Kalaupun anda mau berusaha untuk menguasai bahasa Arab agar bisa membaca Al-Qur’an, itu lebih bagus lagi, karena membaca Al-Qur’an sekalipun tidak mengerti artinya sudah diganjar pahala yang besar disisi Allah. Al-Qur’an adalah ‘surat cinta’ dari Allah kepada manusia. Dia tentu sangat senang apabila surat tersebut dibaca berulang-ulang dengan segala kemampuan yang dimiliki.
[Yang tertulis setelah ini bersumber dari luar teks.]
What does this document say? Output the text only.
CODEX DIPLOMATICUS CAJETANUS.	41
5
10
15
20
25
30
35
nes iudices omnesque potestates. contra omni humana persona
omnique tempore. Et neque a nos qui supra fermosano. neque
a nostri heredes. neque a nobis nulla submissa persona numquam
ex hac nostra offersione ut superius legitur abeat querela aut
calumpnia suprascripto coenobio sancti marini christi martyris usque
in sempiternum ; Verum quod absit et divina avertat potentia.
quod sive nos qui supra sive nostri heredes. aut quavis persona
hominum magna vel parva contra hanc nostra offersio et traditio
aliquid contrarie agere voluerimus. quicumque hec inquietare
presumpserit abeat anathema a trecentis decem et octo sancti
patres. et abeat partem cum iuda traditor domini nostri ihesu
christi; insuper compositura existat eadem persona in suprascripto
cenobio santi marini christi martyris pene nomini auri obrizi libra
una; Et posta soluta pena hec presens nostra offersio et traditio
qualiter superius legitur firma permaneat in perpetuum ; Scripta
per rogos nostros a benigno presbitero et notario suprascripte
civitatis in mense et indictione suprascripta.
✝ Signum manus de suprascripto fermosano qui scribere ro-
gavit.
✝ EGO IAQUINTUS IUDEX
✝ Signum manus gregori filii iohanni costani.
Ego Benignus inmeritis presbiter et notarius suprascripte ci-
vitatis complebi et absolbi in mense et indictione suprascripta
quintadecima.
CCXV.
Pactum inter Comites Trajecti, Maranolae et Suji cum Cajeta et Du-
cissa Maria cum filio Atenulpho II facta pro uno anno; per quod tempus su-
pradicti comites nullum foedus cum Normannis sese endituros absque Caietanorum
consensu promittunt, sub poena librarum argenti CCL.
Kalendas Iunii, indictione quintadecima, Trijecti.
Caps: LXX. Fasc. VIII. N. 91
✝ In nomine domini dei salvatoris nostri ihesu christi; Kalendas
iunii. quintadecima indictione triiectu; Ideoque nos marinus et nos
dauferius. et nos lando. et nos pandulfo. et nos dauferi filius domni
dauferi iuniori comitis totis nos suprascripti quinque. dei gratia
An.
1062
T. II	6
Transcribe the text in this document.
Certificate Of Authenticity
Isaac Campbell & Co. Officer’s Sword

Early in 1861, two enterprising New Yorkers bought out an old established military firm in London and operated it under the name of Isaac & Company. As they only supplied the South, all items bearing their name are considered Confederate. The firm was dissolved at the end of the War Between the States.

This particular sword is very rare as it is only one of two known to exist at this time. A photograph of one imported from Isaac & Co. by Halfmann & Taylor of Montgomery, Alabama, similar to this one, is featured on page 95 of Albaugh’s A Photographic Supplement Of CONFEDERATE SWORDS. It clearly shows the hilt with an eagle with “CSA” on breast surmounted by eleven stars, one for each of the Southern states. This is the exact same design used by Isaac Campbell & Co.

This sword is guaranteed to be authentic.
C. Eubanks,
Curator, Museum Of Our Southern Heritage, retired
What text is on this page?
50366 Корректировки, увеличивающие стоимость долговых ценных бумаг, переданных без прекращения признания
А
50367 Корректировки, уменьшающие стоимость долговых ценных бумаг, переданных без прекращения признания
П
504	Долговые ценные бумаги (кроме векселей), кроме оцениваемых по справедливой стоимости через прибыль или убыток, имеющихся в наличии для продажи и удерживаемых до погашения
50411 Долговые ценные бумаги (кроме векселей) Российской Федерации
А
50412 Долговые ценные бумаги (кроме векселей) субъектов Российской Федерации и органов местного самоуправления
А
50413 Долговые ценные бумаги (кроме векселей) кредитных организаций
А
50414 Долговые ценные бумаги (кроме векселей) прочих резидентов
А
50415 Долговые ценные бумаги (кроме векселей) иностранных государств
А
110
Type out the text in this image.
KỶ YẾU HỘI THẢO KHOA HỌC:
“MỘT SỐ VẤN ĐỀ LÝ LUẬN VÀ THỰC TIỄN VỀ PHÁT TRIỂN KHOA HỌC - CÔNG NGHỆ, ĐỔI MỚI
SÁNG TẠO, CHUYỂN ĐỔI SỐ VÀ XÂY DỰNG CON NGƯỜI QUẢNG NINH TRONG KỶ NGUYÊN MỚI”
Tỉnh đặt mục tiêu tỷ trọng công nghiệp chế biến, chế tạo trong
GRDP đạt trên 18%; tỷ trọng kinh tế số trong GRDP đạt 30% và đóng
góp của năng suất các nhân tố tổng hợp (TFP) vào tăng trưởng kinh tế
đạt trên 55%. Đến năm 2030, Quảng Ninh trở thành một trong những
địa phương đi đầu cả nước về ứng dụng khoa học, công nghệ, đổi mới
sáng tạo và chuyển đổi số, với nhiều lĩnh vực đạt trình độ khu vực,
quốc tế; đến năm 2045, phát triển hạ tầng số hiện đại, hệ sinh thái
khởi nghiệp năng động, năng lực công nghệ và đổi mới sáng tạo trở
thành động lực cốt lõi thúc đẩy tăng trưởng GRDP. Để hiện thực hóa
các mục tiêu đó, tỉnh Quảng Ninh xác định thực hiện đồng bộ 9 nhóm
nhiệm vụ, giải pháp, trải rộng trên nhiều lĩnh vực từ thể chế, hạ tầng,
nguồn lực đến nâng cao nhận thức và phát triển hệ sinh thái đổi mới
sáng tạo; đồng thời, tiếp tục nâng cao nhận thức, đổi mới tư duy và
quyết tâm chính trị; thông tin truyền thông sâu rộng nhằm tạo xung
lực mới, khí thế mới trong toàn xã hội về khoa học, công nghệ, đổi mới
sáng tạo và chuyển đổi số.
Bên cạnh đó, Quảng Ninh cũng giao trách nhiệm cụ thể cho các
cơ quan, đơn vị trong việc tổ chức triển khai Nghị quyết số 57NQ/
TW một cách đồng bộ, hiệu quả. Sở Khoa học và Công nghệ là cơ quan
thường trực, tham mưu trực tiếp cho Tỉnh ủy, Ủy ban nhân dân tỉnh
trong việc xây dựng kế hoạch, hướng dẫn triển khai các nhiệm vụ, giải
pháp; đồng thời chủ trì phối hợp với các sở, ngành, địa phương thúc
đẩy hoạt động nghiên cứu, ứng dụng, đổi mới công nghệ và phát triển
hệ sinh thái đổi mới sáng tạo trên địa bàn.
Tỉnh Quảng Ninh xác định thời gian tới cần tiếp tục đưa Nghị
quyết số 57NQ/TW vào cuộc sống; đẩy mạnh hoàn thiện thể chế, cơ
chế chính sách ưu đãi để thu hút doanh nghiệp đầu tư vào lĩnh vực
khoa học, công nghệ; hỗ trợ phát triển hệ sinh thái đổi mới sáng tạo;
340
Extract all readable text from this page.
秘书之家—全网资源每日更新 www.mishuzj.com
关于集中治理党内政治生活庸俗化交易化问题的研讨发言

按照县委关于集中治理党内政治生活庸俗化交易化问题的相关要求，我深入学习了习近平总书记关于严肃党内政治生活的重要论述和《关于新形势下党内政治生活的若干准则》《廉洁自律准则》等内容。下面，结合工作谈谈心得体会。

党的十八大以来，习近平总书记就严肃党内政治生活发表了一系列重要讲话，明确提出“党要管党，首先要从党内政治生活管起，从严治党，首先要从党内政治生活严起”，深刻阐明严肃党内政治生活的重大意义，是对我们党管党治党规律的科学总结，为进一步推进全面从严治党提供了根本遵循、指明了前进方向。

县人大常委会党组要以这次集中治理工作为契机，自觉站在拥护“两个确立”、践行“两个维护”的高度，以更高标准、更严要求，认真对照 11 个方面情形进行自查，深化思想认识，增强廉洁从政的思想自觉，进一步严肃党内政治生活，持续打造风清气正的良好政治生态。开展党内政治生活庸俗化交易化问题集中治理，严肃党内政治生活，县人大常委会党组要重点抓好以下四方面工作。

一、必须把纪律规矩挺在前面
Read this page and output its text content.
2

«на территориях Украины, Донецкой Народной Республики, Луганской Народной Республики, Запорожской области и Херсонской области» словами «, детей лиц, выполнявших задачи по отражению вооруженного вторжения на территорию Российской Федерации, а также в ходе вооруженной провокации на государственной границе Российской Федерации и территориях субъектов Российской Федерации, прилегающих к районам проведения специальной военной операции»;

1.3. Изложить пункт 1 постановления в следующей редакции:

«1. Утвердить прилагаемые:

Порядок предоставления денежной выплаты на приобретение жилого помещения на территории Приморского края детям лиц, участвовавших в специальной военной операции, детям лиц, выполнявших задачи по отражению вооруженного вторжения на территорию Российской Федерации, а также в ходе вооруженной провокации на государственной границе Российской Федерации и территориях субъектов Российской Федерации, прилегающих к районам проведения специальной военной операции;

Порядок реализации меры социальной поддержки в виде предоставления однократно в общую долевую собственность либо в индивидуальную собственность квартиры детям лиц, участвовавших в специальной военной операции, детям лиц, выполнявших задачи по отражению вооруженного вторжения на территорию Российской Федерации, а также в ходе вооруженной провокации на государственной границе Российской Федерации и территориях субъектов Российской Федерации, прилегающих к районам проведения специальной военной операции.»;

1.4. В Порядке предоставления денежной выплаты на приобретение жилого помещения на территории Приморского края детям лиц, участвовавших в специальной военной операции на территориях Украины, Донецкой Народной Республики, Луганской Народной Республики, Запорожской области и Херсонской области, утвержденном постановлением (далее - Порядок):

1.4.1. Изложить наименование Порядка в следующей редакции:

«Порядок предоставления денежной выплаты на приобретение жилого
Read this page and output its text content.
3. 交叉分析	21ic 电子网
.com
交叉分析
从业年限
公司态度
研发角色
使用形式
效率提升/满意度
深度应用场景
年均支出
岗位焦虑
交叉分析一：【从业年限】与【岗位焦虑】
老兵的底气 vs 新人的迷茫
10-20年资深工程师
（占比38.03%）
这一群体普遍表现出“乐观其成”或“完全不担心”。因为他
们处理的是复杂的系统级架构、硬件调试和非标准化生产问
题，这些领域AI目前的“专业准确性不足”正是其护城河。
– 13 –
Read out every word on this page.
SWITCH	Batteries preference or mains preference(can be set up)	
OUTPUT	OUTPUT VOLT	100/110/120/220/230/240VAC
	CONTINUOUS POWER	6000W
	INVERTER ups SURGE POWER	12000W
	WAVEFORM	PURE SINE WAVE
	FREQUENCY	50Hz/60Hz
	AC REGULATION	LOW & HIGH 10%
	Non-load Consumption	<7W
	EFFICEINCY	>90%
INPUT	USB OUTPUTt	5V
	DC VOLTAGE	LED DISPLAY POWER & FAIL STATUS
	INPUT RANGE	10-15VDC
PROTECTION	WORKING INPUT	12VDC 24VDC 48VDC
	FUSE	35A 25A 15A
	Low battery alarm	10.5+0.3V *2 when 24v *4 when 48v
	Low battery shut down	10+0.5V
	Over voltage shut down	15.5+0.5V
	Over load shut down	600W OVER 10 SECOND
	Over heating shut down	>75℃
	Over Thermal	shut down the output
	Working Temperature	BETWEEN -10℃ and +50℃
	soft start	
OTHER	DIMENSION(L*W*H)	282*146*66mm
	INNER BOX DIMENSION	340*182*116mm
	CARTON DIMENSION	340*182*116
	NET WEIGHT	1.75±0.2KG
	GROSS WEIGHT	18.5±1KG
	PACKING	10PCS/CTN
Ibaratnya ketika anda mengirim surat dalam bahasa Indonesia kepada seorang teman di Inggeris yang tidak bisa berbahasa Indonesia, namun dia tetap berusaha membacanya berulang-ulang dengan terbata-bata dan berusaha mencari-cari artinya. Ketika anda tahu apa yang dilakukan teman anda tersebut, apa reaksi anda..?? saya yakin anda akan terharu dan sangat senang mendengarnya, merasa dihargai dan kalau anda bertemu dengannya, anda pasti akan berusaha mati-matian untuk menjelaskan isi surat tersebut. Begitu juga dengan Allah, ketika Dia mengetahui hamba-Nya yang tidak memahami bahasa Arab berusaha membaca Al-Qur’an setiap waktu, dan mati-matian mencari maknanya maka Dia Yang Maha Kuasa akan menganugerahi hamba-Nya tersebut dengan pemahaman, sekalipun tidak bisa membaca Al-Qur’an dengan baik. 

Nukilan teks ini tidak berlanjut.